Riuniti da oltre venti
anni in un Sodalizio nella cui sede è possibile ammirare i
modellini della maggior parte delle Macchine trasportate, i
Facchini si dividono in “Ciuffi”, (coloro che stanno sotto
la Macchina e hanno sulla testa un cuscino-cappuccio per
proteggersi dagli urti), “spallette” (quelli che sostengono
la Macchina da uno dei lati), “stanghette” (di ausilio di
trasportatori, e stanno al di fuori della Macchina) e “leve”

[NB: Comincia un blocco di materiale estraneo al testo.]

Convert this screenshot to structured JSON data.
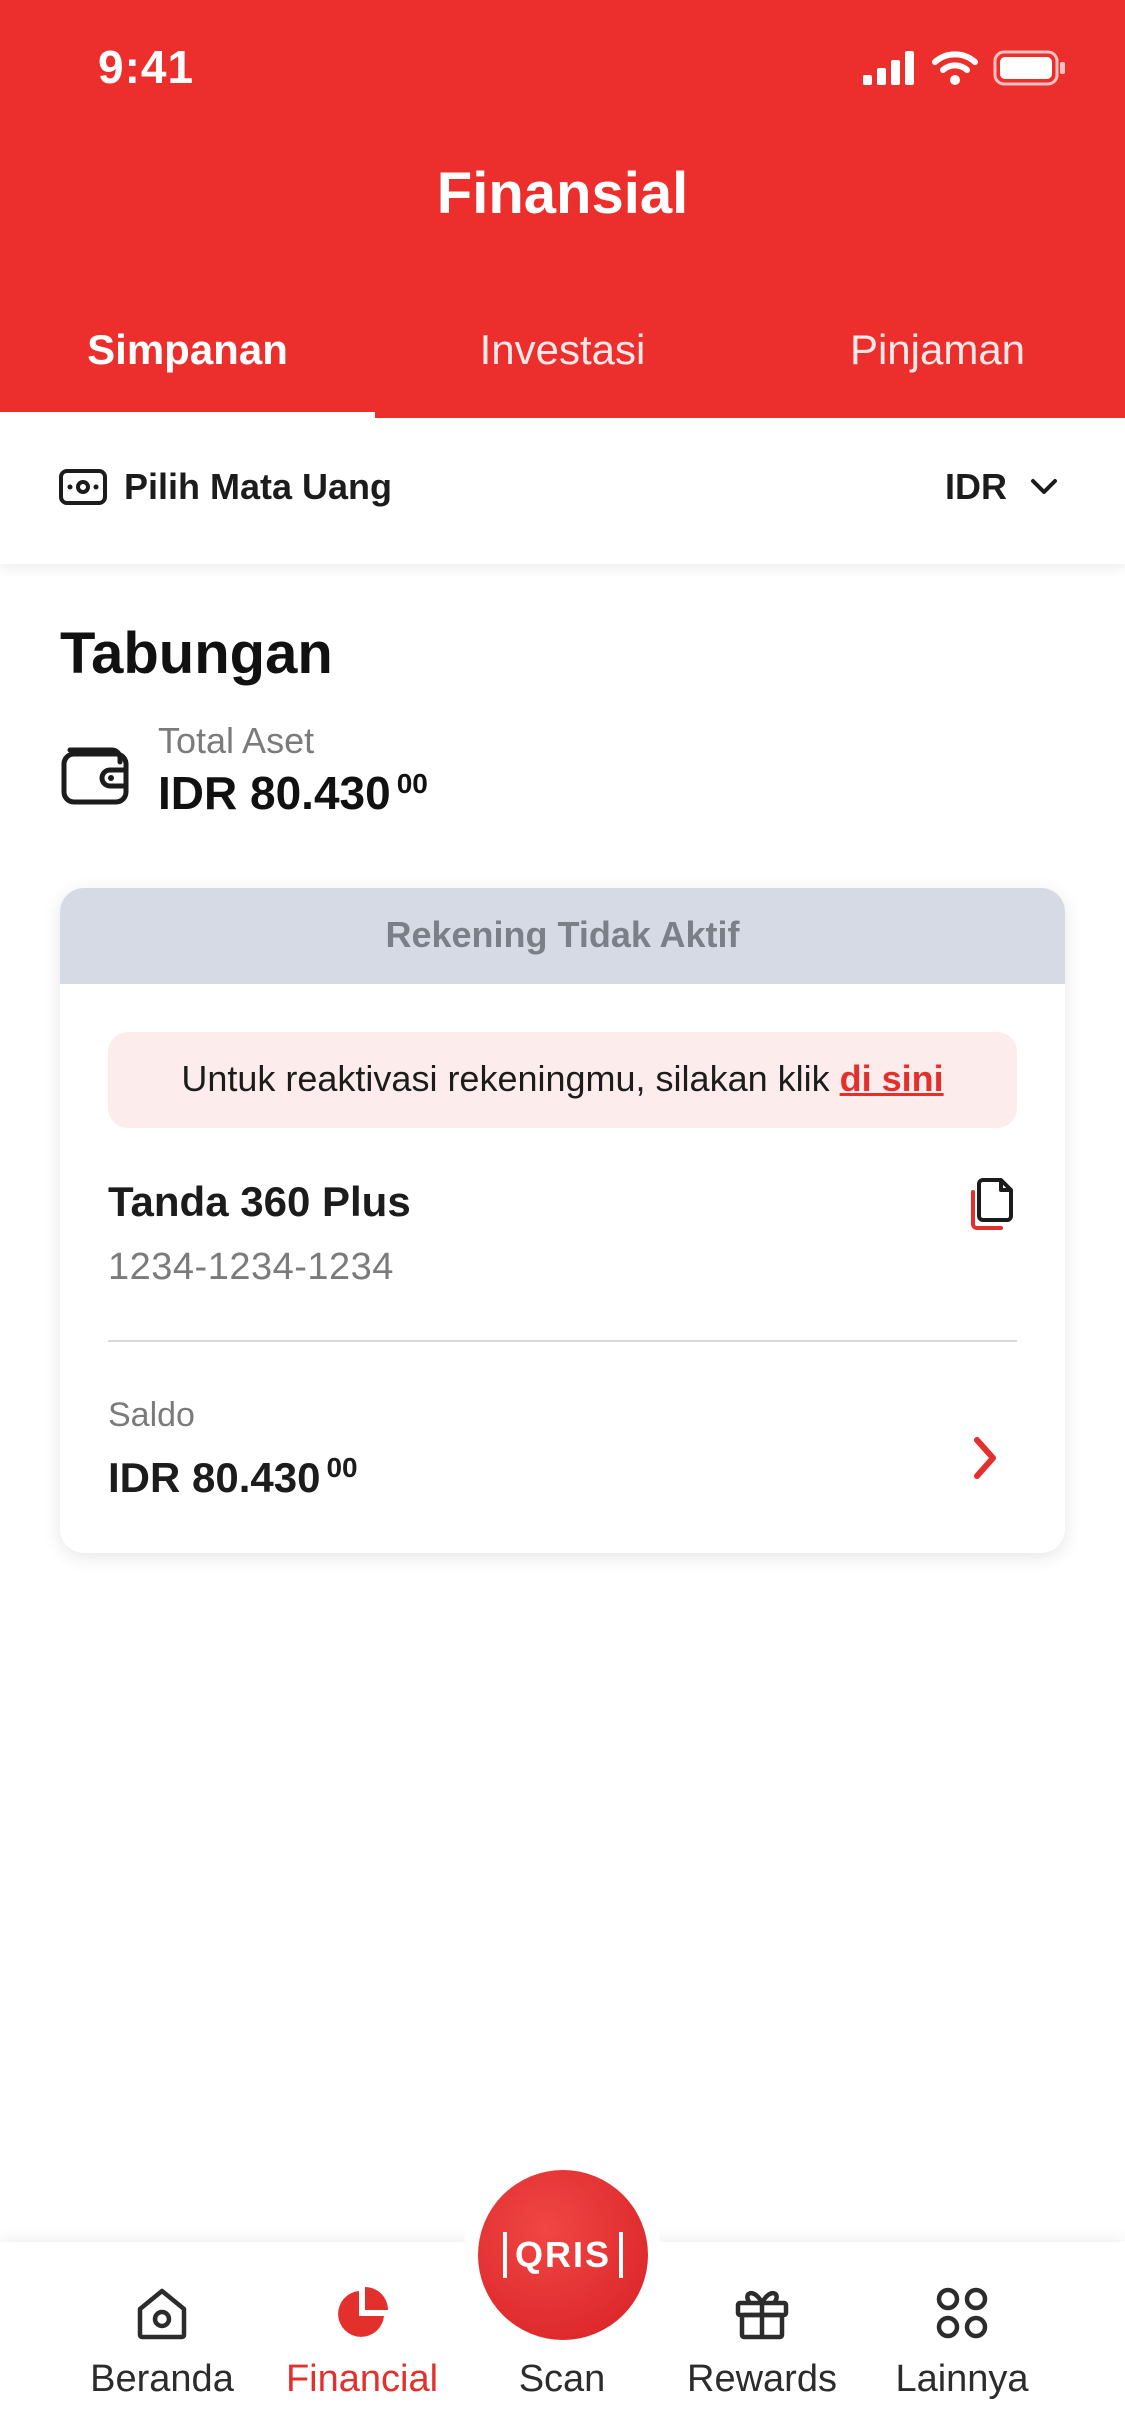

(i venti che entrano in azione nell’ultima parte del percorso
in aiuto alle file posteriori dei Facchini per distribuire
equamente il peso della Macchina).
La giornata del 3
settembre per i Facchini, che indossano la tradizionale divisa
(camicia bianca, pantaloni bianchi alla zuava, calzettoni,
scarponcini neri con stringhe, fazzoletto bianco legato in testa
“alla pirata” e fascia rossa in vita), rappresenta il
momento più esaltante: dalla vestizione in casa, al “giro”
delle chiese, dalla benedizione “in articulo mortis” fino
alla conclusione del faticoso Trasporto con l’abbraccio dei
parenti e l’ovazione della gente.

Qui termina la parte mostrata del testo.